Jon Juaristi-ABC

  • Ante la prematura desaparición de uno de los grandes novelistas españoles contemporáneos

«Por Pagasarri las últimas nieves/ y por Archanda helechos hechos llanto». Son versos de un soneto de Blas de Otero que ponen marco a la evocación de la Semana Santa de su infancia bilbaína. En otro soneto, Otero escribe «por Pagasarri trepan los pinares», lo que es exacto, pero contradice la etimología eusquérica del orónimo, porque pagasarri significa «roca del hayal» y nombra la cima más cercana a Bilbao en la crestería de Ganeta, que flanquea la villa por el suroeste, y desde donde se accede al Ganecogorta, que con sus mil metros domina sobre los demás montes del entorno.

Todos los poetas de Bilbao han cantado al Pagasarri. Algunos, sin nombrarlo, aludiéndolo mediante la metonimia del Ganecogorta, hacia el cual es Pagasarri paso obligado. Por ejemplo, Antonio de Trueba, que no llegó más allá de este último. Más honestamente, Unamuno se dirigía a Pagazarri (que escribía con zeta) de esta guisa: «Ceñudo Pagazarri, viejo amigo/ de la tristeza de mis mocedades./ Tu soledá (sic) amparó mis soledades/ con tu rasa verdura como abrigo».

Bilbao colocó la estatua sedente de Antonio de Trueba, obra de Mariano Benlliure, de espalda a la plaza de Albia, para que contemplara las cumbres de Archanda y Pagasarri. Un ayuntamiento nacionalista le ha dado la vuelta para que vea sólo la estatua erecta de Sabino Arana, en el extremo opuesto de la plaza.

Me he acordado de todo esto al releer ‘La isla de mi padre’ (Seix Barral, 2015), el prodigioso relato de Fernando Marías Amondo, que fue premio Biblioteca Breve del año de su edición. Un relato que comienza cuando el padre del autor, hospitalizado tras una grave caída a sus 90 años, anuncia a su primogénito (y biógrafo): «Un día, cuando salga del hospital, subimos tú y yo al Pagasarri».

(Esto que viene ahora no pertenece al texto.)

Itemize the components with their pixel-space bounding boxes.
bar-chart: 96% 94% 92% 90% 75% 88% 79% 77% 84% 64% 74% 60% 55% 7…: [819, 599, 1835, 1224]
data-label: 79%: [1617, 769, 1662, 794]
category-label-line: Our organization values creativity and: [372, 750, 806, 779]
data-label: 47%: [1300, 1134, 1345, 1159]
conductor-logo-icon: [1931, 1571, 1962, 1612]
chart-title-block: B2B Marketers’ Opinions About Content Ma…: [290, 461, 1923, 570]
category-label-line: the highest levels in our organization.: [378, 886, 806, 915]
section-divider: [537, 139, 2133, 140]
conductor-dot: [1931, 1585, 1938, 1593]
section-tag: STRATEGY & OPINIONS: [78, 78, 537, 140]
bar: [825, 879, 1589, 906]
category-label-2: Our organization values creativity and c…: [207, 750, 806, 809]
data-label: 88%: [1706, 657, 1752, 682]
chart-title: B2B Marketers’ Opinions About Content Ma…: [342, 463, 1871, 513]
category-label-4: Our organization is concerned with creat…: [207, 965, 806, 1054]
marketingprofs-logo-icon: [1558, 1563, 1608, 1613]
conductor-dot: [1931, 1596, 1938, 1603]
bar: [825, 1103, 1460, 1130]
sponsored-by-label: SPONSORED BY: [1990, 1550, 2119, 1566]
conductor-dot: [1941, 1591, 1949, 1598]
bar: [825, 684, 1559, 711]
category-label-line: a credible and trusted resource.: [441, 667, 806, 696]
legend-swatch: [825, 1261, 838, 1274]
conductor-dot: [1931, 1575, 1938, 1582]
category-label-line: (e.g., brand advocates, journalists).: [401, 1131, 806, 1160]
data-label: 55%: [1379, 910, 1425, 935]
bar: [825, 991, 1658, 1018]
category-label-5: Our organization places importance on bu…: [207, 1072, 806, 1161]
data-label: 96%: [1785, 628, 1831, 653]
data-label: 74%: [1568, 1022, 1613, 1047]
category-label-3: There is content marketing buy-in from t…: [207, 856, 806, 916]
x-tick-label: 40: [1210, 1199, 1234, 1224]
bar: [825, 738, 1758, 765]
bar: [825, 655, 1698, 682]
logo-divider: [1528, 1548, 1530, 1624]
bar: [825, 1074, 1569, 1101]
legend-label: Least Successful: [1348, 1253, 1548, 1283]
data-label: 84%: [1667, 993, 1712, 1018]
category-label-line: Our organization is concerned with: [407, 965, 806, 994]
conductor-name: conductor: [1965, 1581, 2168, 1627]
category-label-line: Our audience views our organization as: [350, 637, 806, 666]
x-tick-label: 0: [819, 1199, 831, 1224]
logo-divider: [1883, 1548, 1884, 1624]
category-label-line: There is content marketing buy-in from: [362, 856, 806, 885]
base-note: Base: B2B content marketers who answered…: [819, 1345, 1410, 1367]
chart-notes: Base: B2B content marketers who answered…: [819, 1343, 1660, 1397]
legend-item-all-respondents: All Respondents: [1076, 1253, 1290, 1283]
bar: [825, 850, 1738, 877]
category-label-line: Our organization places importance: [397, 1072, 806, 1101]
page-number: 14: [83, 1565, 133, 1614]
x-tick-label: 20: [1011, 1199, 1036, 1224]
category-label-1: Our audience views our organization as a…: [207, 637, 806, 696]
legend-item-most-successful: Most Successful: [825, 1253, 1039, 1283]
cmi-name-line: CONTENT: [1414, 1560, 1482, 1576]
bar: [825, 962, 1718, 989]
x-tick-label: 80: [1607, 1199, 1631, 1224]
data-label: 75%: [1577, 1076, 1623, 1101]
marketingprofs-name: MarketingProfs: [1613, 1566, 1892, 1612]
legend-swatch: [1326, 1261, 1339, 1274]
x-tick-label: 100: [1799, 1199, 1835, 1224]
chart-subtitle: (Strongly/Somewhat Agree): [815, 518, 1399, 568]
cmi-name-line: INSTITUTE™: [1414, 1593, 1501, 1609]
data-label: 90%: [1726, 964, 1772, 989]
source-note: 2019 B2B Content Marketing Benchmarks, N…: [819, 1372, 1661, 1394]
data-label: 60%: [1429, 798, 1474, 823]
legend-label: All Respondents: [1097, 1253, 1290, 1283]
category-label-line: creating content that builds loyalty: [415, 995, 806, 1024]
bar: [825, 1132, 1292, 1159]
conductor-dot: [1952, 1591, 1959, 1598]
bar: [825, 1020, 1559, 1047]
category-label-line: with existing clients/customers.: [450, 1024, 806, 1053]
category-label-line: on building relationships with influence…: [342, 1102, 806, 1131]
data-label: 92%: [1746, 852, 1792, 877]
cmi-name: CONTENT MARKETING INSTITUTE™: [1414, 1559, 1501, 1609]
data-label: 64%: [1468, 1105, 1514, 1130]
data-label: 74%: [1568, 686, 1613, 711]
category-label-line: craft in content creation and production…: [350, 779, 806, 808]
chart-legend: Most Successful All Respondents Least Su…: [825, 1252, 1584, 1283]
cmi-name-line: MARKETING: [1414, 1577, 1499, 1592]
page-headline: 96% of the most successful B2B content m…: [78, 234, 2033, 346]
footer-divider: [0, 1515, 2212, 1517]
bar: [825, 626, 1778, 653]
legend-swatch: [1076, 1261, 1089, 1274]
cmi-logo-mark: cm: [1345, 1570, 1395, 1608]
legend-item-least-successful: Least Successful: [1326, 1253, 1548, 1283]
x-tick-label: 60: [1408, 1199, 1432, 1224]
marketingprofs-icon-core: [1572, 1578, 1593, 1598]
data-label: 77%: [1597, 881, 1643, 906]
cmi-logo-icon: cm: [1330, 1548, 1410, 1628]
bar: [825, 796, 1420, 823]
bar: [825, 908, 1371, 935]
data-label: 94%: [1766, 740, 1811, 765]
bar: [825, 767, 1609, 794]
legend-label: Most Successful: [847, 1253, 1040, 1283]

Y así, al conjuro de la palabra Pagasarri, como si de una magdalena proustiana se tratara, fluye la historia del maquinista naval Leonardo Marías Barreras (1919-2013), nacido en Carranza, y, de paso, la de su hijo Fernando (1958-2022), bilbaíno y madrileño, un relato memoriográfico con doble protagonista que es la cumbre mayor de la narrativa española en lo que va de siglo: un Pagasarri que vale por un Mont Blanc (¡vas a comparar…!).

Fernando Marías Amondo murió el pasado 5 de febrero, cuando en su Bilbao natal no se habían extinguido los ecos de los coros de la víspera de Santa Águeda. Fue un gran escritor, novelista, guionista de cine y televisión, ganador de importantes premios literarios (el Nadal y el Nacional de Literatura Juvenil, entre otros muchos). Pero, sobre todo, alguien del que cabría decir, como Maeztu de otro magnífico escritor de Bilbao, Manuel Aranaz Castellanos, que por su elegancia y generosidad natural «destacaba como una piña tropical en un plato de alubias en medio de la murria de nuestras montañas». O como un Pagasarri de hierro en el escorial literario de un tiempo y un país que ya no son los nuestros.